The identity of the flame lighter is always a secret. Ali and Bingham signed confidentiality agreements. “They said this thing is always mysterious,” Bingham says. “And they told us they had other people in the wings.”
A week before the ceremony, Ali and Bingham left their hotel at 1:30 in the morning for a rehearsal at the Olympic Stadium. No fire was involved, but the wire went whoosh.
The day of the ceremony, Ali flew from his home in Michigan to Atlanta in a private plane that landed at a private airport where a black van with blacked-out windows took him to a friend’s apartment.
And then, after midnight, on the stadium rim, there stood a man once the best athlete anyone ever saw.
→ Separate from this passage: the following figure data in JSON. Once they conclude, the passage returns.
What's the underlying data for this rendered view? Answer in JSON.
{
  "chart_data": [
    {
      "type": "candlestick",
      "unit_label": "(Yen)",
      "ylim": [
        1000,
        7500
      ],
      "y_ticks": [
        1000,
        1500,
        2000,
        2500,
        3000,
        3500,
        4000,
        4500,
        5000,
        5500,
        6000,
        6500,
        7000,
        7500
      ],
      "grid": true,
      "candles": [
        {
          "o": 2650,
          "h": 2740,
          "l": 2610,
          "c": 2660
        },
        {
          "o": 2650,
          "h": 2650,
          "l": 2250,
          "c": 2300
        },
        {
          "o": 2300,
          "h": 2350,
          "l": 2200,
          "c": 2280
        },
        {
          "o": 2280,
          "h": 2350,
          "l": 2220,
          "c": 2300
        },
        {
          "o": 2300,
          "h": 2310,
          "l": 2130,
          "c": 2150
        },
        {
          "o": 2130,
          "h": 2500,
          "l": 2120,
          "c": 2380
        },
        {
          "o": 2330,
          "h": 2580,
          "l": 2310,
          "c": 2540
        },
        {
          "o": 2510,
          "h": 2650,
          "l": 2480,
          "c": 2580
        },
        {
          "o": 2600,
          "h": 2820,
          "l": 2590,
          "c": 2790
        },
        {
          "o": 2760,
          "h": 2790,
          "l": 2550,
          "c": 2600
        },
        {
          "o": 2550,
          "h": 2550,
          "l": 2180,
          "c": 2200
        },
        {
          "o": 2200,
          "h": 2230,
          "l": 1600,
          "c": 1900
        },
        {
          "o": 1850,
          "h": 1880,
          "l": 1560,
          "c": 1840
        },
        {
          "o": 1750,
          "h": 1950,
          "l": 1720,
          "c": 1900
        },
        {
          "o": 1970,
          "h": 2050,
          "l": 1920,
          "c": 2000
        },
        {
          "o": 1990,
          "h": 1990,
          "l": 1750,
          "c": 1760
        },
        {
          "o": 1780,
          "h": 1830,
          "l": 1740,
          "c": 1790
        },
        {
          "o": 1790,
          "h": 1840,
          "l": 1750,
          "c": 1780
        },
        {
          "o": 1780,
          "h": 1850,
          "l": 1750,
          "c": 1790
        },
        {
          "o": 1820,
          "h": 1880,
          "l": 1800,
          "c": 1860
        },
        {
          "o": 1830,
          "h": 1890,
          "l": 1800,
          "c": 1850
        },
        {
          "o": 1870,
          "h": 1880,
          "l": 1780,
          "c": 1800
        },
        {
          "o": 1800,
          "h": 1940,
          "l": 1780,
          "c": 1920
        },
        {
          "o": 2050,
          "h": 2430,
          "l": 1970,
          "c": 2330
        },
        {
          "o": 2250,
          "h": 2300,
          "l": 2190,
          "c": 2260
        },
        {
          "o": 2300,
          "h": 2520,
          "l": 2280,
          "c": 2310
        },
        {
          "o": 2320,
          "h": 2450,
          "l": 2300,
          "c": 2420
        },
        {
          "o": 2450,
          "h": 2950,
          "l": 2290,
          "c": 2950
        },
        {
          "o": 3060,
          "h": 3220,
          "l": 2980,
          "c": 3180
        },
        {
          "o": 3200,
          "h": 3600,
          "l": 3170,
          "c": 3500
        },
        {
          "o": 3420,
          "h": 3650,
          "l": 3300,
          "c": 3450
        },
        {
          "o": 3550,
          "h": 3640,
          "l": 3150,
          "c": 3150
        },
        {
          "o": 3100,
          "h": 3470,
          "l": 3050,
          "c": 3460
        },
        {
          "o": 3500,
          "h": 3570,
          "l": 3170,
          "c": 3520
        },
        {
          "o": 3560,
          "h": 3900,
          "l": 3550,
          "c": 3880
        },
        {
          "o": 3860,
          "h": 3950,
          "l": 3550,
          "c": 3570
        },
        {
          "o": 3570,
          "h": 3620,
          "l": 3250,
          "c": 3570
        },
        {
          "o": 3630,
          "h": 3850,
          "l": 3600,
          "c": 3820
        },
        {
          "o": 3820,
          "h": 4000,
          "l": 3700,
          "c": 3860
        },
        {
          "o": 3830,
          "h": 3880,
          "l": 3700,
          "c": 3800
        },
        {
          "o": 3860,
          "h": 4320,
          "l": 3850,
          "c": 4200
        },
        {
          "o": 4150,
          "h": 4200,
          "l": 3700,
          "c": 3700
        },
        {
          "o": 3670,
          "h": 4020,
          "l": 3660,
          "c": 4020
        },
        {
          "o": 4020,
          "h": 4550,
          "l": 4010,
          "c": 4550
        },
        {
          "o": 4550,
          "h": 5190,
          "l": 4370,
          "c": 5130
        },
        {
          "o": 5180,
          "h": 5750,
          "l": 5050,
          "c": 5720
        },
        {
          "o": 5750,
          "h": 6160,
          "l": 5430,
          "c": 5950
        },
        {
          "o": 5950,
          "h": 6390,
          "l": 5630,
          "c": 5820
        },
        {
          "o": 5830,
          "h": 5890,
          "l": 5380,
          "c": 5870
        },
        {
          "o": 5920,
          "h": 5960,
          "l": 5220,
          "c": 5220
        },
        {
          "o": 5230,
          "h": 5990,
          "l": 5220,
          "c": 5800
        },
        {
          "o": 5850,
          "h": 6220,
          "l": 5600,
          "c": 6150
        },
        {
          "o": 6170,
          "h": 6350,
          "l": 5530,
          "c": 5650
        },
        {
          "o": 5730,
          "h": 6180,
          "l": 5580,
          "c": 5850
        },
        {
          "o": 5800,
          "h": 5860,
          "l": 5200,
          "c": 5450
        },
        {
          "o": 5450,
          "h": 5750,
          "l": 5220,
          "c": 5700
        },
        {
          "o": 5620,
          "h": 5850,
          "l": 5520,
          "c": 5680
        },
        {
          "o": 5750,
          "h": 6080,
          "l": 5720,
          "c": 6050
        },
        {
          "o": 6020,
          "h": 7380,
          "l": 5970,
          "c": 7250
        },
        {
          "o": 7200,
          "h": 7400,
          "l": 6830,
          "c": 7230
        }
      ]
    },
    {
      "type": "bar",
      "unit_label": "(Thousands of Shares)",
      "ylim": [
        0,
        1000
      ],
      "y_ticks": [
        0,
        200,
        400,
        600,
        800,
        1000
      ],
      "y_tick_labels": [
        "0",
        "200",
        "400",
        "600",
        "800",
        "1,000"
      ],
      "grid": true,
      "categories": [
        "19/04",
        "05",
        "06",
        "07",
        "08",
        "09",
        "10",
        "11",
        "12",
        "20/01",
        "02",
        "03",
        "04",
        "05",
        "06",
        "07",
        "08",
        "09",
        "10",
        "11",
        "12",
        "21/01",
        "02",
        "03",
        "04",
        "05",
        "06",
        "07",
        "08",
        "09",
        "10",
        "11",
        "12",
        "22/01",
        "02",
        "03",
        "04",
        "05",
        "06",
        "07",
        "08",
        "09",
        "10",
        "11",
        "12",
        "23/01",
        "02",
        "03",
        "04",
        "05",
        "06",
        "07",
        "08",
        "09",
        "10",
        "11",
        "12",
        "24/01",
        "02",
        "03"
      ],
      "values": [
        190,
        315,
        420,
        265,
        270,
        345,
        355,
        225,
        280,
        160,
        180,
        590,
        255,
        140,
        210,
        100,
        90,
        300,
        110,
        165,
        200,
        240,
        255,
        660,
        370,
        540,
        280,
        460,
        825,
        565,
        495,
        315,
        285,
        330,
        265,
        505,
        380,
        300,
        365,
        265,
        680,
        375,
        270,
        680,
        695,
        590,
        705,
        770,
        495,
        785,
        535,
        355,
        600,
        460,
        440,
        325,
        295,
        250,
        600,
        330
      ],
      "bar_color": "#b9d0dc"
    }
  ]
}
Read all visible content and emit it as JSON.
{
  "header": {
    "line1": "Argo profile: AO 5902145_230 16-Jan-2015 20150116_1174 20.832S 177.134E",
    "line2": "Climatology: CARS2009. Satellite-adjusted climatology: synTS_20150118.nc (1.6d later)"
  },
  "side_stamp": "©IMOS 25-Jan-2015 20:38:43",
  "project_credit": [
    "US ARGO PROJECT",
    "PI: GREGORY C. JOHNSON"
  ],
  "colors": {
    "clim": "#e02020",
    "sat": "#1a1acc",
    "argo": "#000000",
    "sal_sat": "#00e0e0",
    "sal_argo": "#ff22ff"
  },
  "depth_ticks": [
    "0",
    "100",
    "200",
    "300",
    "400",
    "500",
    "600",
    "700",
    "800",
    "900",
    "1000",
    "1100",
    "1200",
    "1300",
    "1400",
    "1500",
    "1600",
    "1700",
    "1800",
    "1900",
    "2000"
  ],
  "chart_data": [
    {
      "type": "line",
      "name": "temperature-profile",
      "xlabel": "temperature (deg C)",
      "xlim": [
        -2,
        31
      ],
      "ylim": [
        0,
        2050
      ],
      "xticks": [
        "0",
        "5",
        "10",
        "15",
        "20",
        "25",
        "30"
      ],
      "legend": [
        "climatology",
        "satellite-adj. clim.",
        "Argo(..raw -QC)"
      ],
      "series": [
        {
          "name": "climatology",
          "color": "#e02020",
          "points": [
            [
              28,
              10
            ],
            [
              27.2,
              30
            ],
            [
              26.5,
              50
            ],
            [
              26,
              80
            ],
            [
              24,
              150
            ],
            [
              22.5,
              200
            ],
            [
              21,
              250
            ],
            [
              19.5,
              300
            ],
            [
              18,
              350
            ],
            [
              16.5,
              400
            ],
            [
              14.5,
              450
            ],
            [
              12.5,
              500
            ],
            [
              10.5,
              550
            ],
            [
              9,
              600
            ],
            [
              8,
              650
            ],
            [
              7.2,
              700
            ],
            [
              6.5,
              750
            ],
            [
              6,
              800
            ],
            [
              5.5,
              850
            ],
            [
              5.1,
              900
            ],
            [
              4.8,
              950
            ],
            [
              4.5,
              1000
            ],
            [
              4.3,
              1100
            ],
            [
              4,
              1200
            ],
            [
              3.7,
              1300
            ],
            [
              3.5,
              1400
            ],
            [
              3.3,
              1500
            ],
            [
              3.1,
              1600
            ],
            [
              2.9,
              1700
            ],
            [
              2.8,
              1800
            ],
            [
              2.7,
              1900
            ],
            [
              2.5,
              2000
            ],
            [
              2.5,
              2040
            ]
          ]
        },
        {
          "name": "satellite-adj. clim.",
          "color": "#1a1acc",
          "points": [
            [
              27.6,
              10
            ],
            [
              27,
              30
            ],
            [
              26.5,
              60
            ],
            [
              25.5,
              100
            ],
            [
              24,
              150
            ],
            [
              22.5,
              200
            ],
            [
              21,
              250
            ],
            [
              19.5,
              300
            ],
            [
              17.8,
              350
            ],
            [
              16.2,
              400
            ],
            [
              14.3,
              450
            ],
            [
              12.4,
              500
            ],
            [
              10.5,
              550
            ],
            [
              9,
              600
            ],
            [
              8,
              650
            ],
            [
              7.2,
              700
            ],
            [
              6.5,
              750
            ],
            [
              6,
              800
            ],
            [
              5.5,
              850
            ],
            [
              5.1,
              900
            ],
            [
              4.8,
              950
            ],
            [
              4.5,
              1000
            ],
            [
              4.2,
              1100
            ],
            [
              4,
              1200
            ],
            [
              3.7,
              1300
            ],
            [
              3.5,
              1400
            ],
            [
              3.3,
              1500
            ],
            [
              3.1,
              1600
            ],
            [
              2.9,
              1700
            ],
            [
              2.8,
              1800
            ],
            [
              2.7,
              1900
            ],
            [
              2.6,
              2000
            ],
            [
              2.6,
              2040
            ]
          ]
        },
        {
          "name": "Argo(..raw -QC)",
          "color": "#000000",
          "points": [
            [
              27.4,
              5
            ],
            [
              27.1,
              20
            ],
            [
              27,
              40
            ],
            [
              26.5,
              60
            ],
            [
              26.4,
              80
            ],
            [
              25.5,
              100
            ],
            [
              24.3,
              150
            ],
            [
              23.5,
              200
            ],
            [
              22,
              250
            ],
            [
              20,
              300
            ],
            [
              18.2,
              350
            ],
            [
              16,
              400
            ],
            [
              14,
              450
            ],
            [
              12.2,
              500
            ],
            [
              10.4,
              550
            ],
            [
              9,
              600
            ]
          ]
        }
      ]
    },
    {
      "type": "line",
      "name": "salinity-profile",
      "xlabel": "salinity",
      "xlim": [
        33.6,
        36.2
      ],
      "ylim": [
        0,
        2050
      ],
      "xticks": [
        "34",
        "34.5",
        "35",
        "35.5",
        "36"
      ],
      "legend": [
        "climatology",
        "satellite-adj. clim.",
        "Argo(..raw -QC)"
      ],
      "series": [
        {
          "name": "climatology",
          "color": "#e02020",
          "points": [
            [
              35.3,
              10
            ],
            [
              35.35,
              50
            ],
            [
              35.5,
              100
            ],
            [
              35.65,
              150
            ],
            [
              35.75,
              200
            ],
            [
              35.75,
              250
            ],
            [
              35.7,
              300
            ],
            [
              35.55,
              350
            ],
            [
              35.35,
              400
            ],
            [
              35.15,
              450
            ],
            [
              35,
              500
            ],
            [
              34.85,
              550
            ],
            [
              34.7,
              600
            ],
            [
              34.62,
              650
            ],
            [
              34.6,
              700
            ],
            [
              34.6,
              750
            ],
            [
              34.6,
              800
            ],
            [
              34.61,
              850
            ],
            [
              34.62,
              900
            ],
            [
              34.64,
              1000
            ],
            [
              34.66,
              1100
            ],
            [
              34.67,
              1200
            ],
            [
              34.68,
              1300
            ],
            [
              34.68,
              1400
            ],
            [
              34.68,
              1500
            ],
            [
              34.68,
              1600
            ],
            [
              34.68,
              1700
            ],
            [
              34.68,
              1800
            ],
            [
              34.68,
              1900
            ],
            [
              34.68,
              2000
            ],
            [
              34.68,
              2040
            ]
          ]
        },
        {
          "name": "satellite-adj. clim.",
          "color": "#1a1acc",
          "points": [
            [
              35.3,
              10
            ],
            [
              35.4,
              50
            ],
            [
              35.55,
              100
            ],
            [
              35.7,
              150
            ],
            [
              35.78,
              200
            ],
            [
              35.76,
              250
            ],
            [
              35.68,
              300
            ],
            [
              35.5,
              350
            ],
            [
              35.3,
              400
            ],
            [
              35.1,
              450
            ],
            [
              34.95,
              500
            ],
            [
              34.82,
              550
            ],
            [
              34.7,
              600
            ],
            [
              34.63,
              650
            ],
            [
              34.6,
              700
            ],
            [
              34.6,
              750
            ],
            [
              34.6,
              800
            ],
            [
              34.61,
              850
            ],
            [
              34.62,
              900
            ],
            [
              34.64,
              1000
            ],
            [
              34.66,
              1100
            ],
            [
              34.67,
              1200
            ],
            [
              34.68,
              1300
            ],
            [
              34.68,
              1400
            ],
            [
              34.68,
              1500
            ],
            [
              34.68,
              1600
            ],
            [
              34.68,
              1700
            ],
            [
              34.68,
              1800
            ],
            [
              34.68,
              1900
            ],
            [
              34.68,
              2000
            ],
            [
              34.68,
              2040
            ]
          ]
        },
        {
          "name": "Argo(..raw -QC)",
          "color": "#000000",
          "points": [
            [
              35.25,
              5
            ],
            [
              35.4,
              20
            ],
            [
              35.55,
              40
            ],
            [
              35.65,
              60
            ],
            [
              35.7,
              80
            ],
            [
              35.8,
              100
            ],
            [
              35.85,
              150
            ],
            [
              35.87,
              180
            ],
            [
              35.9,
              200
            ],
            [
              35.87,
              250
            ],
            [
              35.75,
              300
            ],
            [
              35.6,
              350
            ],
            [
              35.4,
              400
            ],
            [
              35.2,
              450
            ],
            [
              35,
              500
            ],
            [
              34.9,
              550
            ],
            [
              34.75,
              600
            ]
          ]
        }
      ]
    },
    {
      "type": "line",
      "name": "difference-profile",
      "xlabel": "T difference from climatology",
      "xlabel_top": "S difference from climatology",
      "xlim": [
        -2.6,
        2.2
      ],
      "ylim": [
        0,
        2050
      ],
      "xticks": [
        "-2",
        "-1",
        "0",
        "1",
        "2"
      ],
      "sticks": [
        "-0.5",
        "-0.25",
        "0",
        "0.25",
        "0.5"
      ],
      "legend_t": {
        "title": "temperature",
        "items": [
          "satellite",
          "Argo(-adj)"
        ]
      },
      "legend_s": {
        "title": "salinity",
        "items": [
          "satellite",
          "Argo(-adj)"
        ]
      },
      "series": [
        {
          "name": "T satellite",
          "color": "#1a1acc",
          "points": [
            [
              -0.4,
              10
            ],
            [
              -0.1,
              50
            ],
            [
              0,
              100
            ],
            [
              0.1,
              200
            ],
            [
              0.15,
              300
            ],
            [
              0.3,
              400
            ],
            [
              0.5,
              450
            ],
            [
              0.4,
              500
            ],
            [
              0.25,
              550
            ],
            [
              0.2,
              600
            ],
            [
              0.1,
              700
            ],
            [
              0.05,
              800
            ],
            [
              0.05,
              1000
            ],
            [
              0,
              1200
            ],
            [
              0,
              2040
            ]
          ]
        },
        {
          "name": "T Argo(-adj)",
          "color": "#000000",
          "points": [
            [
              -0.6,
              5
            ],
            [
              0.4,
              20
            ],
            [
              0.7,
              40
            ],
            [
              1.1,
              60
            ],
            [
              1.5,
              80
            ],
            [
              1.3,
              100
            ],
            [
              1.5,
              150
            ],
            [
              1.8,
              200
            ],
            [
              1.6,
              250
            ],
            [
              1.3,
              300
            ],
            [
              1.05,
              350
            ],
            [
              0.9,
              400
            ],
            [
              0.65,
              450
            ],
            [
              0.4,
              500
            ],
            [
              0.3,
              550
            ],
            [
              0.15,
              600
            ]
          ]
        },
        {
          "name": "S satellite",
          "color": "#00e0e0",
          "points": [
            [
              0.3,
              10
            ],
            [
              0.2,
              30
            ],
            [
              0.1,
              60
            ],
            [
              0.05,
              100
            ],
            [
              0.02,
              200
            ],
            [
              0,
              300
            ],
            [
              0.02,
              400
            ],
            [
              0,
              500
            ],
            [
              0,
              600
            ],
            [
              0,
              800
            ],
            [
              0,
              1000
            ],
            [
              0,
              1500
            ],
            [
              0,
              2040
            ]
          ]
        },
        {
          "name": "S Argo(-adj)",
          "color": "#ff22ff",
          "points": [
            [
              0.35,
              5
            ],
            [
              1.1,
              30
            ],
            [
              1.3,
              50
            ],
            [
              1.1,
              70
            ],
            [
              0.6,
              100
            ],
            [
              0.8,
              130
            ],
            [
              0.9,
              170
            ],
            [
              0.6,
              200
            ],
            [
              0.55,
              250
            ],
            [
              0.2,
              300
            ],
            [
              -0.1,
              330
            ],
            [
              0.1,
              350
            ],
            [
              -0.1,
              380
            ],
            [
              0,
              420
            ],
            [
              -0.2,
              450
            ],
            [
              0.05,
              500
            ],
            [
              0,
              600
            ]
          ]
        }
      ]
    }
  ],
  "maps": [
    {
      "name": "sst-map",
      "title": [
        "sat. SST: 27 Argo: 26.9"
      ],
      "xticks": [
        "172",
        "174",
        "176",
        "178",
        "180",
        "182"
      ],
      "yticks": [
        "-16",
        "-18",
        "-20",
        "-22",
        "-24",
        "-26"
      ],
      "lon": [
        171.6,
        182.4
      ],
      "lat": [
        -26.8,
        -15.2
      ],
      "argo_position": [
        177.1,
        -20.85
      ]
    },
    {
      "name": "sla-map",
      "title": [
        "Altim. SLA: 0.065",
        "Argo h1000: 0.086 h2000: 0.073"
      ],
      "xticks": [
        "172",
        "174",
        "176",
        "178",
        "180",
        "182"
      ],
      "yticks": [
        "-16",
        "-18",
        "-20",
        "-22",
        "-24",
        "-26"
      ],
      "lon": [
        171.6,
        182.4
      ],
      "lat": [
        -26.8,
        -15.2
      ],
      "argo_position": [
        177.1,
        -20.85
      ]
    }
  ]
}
Now this man who once refused induction to the U.S. Army — “I ain’t got no quarrel with them Viet Cong,” he said — has lit the Olympic flame.
“An honor,” Ali says. “Mankind coming together. Martin Luther King’s home. Muslims seeing me with the torch.”
Before Ali left the stadium, president Bill Clinton asked to see him. The president stood directly in front of Ali and put his hands on Ali’s shoulders. And he said, “They didn’t tell me who would light the flame, but when I saw it was you, I cried.”